Der Rayon Alytus beträgt heute 1411 km2, er wurde als Administrationszentrum im Jahre 1950 gegründet. Nach neun Jahren wurde sein Territorium noch erweitert. Später folgten noch einige Änderungen und Reformen. Aber sowohl die größeren als auch die kleineren zum Rayon Alytus gehörenden Städchen und Dörfer zählen ihre Geschichte von den frühesten Zeiten her. Viele von ihnen sind weit über 100 Jahre alt. Simnas, Butrimonys und Punia waren schon bei den großfürstlichen Höfen Litauens und königlichen Höfen Polens bekannt. Krokialaukis ging durch die für die Herrscher gezüchteten Rosse in die Geschichte ein. In Pivašiūnai, einem Städtchen, das im Jahre 1639 dem Benediktinerkloster aus Alttrakai geschenkt wurde, versammeln sich jedes Jahr an Mariä Himmelfahrt Tausende von Pilgern aus ganz Litauen und aus dem Ausland, um das wundertätige Bild der Heiligen Jungfrau Mariä zu ehren. Im Jahre 1795 hat Zarenrussland sein Amtsbezirk (lit. valsčius) gegründet. Vom Aufstand im Jahre 1831 bis zum Jahrhundertende gehörte dazu auch die Stadt Alytus. Die ersten Geburtsurkunden der Kirchengemeinde stammen aus dem Jahr 1746. Eine sehr wichtige Sehenswürdigkeit, die eine besonders große Rolle für Bildung spielte und einen besonderen Platz in der Stadtgeschichte eingenommen hatte, war das Marianerkloster - eines der ältesten Klöstern in Litauen . Es wurde 1763 gegründet und war bis zum Jahr 1864 aktiv. In der Zwischenkriegszeit dank dem Fransiskanerkloster berühmt gewordene Nemunaitis wurde in den schriftlichen Quellen 1384 erwähnt, ab 1519 wird es als ein Städtchen genannt. Raitininkai wurden mehr als vor 400 Jahren zum ersten Mal erwähnt. Alle diesen Städchen sind heutzutage Zentren von Gemeinden (lit. seniūnija). Im Rayon Alytus hat man elf davon. Im Rayon Alytus gibt es mehrere Naturschutzgebiete. Das älteste in Litauen ist das noch im Jahre 1937 auf Initiative vom Professor Tadas Ivanauskas gegründete Staatliche Žuvintas- Biosphärereservat, dazu auch Teile vom Dzūkija-Nationalpark, Nemunas-Schlingen-Regionalpark und Meteliai, geomorphologische Pivašiūnai- und Sudvajai-Naturschutzgebiete, Balsodis- botanisches Naturschutzgebiet, pedologische Sabališkes- und Varčios- pedologische Naturschutzgebiete. Der Rayon Alytus hat einige hervorragende Persönlichkeiten der litauischen Kunst und Wissenschaft hervorgebracht.

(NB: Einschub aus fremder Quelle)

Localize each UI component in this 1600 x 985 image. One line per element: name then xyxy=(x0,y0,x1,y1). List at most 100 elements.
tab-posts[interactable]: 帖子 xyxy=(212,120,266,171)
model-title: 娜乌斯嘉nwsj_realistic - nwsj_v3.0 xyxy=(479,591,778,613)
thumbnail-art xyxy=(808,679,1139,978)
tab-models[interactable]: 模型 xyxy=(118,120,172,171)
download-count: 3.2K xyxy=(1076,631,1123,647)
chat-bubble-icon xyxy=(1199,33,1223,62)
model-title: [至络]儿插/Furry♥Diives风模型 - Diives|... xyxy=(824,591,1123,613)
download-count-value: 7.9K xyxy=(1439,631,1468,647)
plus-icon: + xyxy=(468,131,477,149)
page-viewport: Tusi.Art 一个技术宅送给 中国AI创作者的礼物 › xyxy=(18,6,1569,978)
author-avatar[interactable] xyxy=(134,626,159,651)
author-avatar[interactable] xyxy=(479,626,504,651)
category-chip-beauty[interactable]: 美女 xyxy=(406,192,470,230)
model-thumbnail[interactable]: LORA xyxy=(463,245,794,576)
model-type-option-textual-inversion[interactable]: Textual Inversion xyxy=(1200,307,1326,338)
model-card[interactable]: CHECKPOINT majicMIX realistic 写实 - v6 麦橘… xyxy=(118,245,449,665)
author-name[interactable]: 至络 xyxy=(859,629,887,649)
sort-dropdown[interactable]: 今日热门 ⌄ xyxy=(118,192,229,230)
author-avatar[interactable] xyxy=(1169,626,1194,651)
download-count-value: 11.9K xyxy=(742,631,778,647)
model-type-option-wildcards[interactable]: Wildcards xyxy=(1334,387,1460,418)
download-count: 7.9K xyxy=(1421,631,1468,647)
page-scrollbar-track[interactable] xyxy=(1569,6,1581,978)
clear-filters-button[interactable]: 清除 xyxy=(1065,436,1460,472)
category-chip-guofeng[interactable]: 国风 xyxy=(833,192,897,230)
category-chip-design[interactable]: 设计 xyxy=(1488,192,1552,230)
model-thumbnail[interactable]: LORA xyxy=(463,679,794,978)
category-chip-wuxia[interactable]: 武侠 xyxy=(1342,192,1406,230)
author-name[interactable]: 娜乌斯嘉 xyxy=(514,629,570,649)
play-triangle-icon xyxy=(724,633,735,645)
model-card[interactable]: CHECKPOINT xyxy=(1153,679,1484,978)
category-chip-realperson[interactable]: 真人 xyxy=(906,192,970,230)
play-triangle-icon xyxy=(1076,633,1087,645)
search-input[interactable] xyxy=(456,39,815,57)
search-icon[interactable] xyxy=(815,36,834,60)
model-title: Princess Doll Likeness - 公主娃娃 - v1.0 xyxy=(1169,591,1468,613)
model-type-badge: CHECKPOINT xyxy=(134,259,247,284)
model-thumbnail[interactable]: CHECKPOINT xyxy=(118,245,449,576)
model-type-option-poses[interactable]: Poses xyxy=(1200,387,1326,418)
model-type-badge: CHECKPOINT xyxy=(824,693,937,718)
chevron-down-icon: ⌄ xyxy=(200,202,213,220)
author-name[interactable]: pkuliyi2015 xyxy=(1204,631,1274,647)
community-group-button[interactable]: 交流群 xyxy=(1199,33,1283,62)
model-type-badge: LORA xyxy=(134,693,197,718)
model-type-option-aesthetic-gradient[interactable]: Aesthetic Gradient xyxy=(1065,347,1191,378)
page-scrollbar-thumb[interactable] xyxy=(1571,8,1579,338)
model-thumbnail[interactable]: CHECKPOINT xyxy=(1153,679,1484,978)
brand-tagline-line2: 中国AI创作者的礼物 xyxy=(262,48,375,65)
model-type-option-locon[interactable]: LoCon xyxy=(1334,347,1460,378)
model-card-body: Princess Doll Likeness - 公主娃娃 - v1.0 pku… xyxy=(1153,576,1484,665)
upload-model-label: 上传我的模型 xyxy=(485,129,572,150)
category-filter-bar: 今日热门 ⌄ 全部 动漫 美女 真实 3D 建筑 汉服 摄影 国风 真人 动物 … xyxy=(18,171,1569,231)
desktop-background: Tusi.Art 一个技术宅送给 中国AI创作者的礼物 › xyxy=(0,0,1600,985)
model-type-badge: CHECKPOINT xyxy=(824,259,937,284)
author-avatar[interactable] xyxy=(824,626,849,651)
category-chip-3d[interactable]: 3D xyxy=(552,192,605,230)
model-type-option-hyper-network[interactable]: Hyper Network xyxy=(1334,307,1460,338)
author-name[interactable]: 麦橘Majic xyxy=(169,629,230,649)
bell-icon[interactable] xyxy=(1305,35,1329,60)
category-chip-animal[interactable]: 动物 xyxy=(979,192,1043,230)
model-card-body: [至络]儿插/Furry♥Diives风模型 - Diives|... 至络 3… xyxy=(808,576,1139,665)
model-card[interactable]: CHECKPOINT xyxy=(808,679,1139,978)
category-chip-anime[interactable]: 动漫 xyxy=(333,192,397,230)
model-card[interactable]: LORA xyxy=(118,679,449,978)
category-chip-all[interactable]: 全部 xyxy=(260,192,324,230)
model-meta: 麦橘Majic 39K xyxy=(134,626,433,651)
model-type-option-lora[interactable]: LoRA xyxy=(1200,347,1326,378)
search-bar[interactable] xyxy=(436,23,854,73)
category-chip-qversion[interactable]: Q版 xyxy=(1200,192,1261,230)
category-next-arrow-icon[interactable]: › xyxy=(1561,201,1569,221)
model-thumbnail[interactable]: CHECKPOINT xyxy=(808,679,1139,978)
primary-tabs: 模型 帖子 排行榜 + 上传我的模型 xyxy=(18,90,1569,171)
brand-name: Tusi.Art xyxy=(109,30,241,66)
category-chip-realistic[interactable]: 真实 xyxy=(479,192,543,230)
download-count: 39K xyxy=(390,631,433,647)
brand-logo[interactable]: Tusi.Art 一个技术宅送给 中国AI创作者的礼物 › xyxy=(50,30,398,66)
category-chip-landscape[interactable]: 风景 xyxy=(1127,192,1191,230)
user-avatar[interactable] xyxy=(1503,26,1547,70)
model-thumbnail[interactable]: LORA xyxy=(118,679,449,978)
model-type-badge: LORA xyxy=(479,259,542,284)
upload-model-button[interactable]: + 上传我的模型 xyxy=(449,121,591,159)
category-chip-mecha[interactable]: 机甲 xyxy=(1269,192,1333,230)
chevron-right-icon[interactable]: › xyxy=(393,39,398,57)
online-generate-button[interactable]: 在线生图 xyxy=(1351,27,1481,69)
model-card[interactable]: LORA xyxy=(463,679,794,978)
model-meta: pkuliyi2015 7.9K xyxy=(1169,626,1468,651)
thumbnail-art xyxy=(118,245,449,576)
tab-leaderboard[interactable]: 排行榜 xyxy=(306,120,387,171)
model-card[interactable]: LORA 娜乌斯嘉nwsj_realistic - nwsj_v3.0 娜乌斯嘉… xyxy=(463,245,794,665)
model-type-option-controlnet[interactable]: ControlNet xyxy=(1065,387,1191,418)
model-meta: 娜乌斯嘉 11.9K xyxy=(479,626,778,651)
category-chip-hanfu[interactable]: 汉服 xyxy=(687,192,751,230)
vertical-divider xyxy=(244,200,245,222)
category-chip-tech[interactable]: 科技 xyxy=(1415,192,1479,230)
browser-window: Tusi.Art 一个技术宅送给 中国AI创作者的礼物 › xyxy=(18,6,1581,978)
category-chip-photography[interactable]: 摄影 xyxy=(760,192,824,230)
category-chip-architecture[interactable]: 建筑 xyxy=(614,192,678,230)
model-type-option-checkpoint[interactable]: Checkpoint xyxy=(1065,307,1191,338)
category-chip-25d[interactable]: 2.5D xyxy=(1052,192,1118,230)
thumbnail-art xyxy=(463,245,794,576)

Nicht weit vom Städchen Simnas, im Rayon Alytus, liegt die Siedlung Mergalaukis. Hier befindet sich auf einem Hügel ein Friedhof der im 1.Weltkrieg gefallenen deutschen Soldaten. Bis zum heutigen Tag sind noch etliche Grabmäler mit lesbaren Soldatennamen erhalten geblieben.